Buku Politik Hukum Pangan: Rekonstruksi dari Ketahanan ke Kedaulatan Pangan karya Prof. Dr. Rachmad Safa’at hadir sebagai salah satu ikhtiar akademik paling penting dalam memperkaya wacana hukum agraria, kebijakan pangan, dan relasi antara negara—masyarakat dalam konteks pengelolaan sumber daya alam Indonesia. Di tengah krisis pangan global, ekspansi kapitalisme agraria, dan kian terdesaknya kearifan lokal masyarakat adat, buku ini menyuguhkan perspektif rekonstruktif yang menempatkan pangan bukan sekadar komoditas ekonomi, melainkan hak asasi manusia yang memerlukan kerja politik-hukum yang memadai. Melalui struktur argumentasi yang sistematis dan analitis, Prof. Rachmad menunjukkan bahwa pergeseran dari “ketahanan pangan” ke “kedaulatan pangan” bukan hanya wacana konseptual, tetapi agenda politik-hukum yang mendesak.
Buku ini membuka pembahasan dengan dasar paling fundamental: tanggung jawab negara hukum dalam konteks negara kesejahteraan terhadap pemenuhan hak asasi manusia atas pangan. Di sini, penulis menegaskan bahwa pangan adalah hak dasar yang dijamin konstitusi dan instrumen internasional. Namun, ia juga menunjukkan bagaimana tanggung jawab ini tidak cukup dipenuhi hanya lewat pendekatan ketahanan pangan yang selama ini dominan, karena pendekatan tersebut cenderung menekankan ketersediaan pangan melalui mekanisme pasar dan importasi ketimbang pemberdayaan produksi lokal. Prof. Rachmad mengambil posisi bahwa negara kesejahteraan harus menempatkan pangan sebagai kewajiban konstitusional, bukan kebijakan situasional.
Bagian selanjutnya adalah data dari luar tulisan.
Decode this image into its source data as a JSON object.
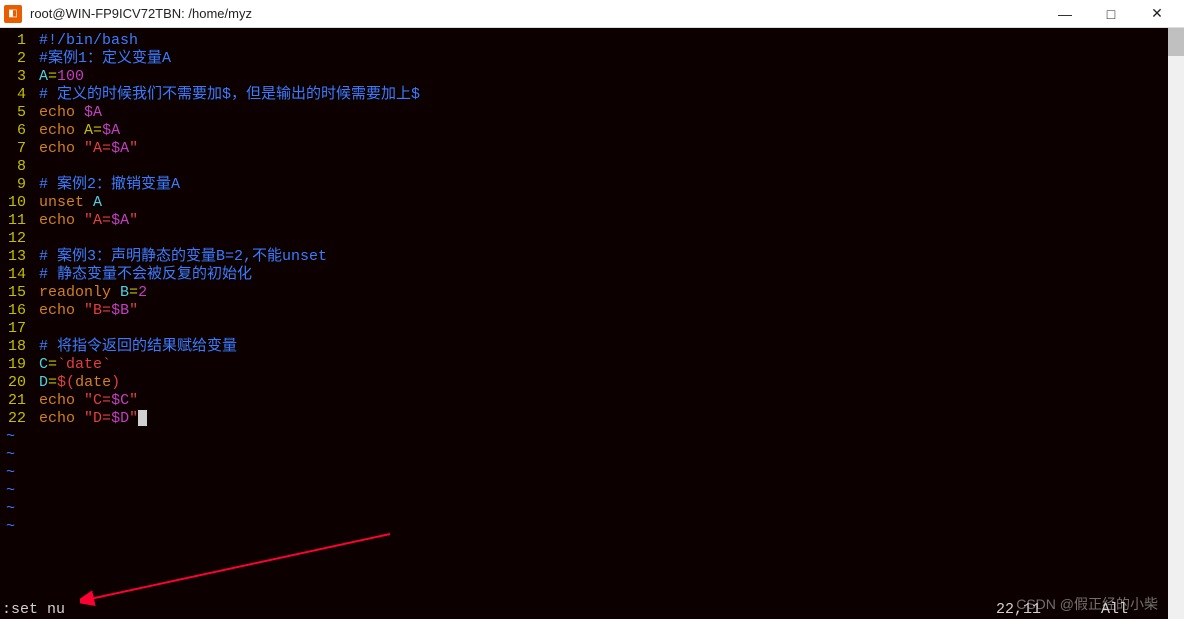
{
  "window": {
    "title": "root@WIN-FP9ICV72TBN: /home/myz",
    "controls": {
      "min": "—",
      "max": "□",
      "close": "✕"
    }
  },
  "lines": [
    {
      "n": "1",
      "segs": [
        {
          "t": "#!/bin/bash",
          "c": "c-comment"
        }
      ]
    },
    {
      "n": "2",
      "segs": [
        {
          "t": "#案例1：定义变量A",
          "c": "c-comment"
        }
      ]
    },
    {
      "n": "3",
      "segs": [
        {
          "t": "A",
          "c": "c-cyan"
        },
        {
          "t": "=",
          "c": "c-yellow"
        },
        {
          "t": "100",
          "c": "c-purple"
        }
      ]
    },
    {
      "n": "4",
      "segs": [
        {
          "t": "# 定义的时候我们不需要加$，但是输出的时候需要加上$",
          "c": "c-comment"
        }
      ]
    },
    {
      "n": "5",
      "segs": [
        {
          "t": "echo ",
          "c": "c-gold"
        },
        {
          "t": "$A",
          "c": "c-purple"
        }
      ]
    },
    {
      "n": "6",
      "segs": [
        {
          "t": "echo ",
          "c": "c-gold"
        },
        {
          "t": "A",
          "c": "c-yellow"
        },
        {
          "t": "=",
          "c": "c-yellow"
        },
        {
          "t": "$A",
          "c": "c-purple"
        }
      ]
    },
    {
      "n": "7",
      "segs": [
        {
          "t": "echo ",
          "c": "c-gold"
        },
        {
          "t": "\"",
          "c": "c-red"
        },
        {
          "t": "A=",
          "c": "c-red"
        },
        {
          "t": "$A",
          "c": "c-purple"
        },
        {
          "t": "\"",
          "c": "c-red"
        }
      ]
    },
    {
      "n": "8",
      "segs": [
        {
          "t": "",
          "c": ""
        }
      ]
    },
    {
      "n": "9",
      "segs": [
        {
          "t": "# 案例2：撤销变量A",
          "c": "c-comment"
        }
      ]
    },
    {
      "n": "10",
      "segs": [
        {
          "t": "unset",
          "c": "c-gold"
        },
        {
          "t": " A",
          "c": "c-cyan"
        }
      ]
    },
    {
      "n": "11",
      "segs": [
        {
          "t": "echo ",
          "c": "c-gold"
        },
        {
          "t": "\"",
          "c": "c-red"
        },
        {
          "t": "A=",
          "c": "c-red"
        },
        {
          "t": "$A",
          "c": "c-purple"
        },
        {
          "t": "\"",
          "c": "c-red"
        }
      ]
    },
    {
      "n": "12",
      "segs": [
        {
          "t": "",
          "c": ""
        }
      ]
    },
    {
      "n": "13",
      "segs": [
        {
          "t": "# 案例3：声明静态的变量B=2,不能unset",
          "c": "c-comment"
        }
      ]
    },
    {
      "n": "14",
      "segs": [
        {
          "t": "# 静态变量不会被反复的初始化",
          "c": "c-comment"
        }
      ]
    },
    {
      "n": "15",
      "segs": [
        {
          "t": "readonly ",
          "c": "c-gold"
        },
        {
          "t": "B",
          "c": "c-cyan"
        },
        {
          "t": "=",
          "c": "c-yellow"
        },
        {
          "t": "2",
          "c": "c-purple"
        }
      ]
    },
    {
      "n": "16",
      "segs": [
        {
          "t": "echo ",
          "c": "c-gold"
        },
        {
          "t": "\"",
          "c": "c-red"
        },
        {
          "t": "B=",
          "c": "c-red"
        },
        {
          "t": "$B",
          "c": "c-purple"
        },
        {
          "t": "\"",
          "c": "c-red"
        }
      ]
    },
    {
      "n": "17",
      "segs": [
        {
          "t": "",
          "c": ""
        }
      ]
    },
    {
      "n": "18",
      "segs": [
        {
          "t": "# 将指令返回的结果赋给变量",
          "c": "c-comment"
        }
      ]
    },
    {
      "n": "19",
      "segs": [
        {
          "t": "C",
          "c": "c-cyan"
        },
        {
          "t": "=",
          "c": "c-yellow"
        },
        {
          "t": "`date`",
          "c": "c-red"
        }
      ]
    },
    {
      "n": "20",
      "segs": [
        {
          "t": "D",
          "c": "c-cyan"
        },
        {
          "t": "=",
          "c": "c-yellow"
        },
        {
          "t": "$(",
          "c": "c-red"
        },
        {
          "t": "date",
          "c": "c-gold"
        },
        {
          "t": ")",
          "c": "c-red"
        }
      ]
    },
    {
      "n": "21",
      "segs": [
        {
          "t": "echo ",
          "c": "c-gold"
        },
        {
          "t": "\"",
          "c": "c-red"
        },
        {
          "t": "C=",
          "c": "c-red"
        },
        {
          "t": "$C",
          "c": "c-purple"
        },
        {
          "t": "\"",
          "c": "c-red"
        }
      ]
    },
    {
      "n": "22",
      "segs": [
        {
          "t": "echo ",
          "c": "c-gold"
        },
        {
          "t": "\"",
          "c": "c-red"
        },
        {
          "t": "D=",
          "c": "c-red"
        },
        {
          "t": "$D",
          "c": "c-purple"
        },
        {
          "t": "\"",
          "c": "c-red"
        }
      ],
      "cursor": true
    }
  ],
  "tildes": 6,
  "status": {
    "command": ":set nu",
    "pos": "22,11",
    "scroll": "All"
  },
  "watermark": "CSDN @假正经的小柴"
}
Selanjutnya, di bab kedua, penulis menghubungkan persoalan pangan ini dengan ideologi Pancasila dan UUD 1945, terutama dalam kaitannya dengan arah politik hukum dan ekonomi nasional berbasis pertanian. Bagian ini menjadi pondasi ideologis buku, karena Prof. Rachmad berargumen bahwa pembangunan hukum pangan harus berpijak pada prinsip kemandirian, keadilan sosial, dan penguasaan negara atas cabang-cabang produksi yang penting. Ia menunjukkan bahwa Pancasila dan Pasal 33 UUD 1945 mengandung mandat yang sangat jelas: sumber daya alam tidak boleh sepenuhnya tunduk pada liberalisasi ekonomi global. Dengan demikian, hukum pangan harus merefleksikan orientasi ini, bukan sekadar menyesuaikan diri pada standar-standar global yang sering kali menempatkan negara-negara agraris seperti Indonesia pada posisi subordinat.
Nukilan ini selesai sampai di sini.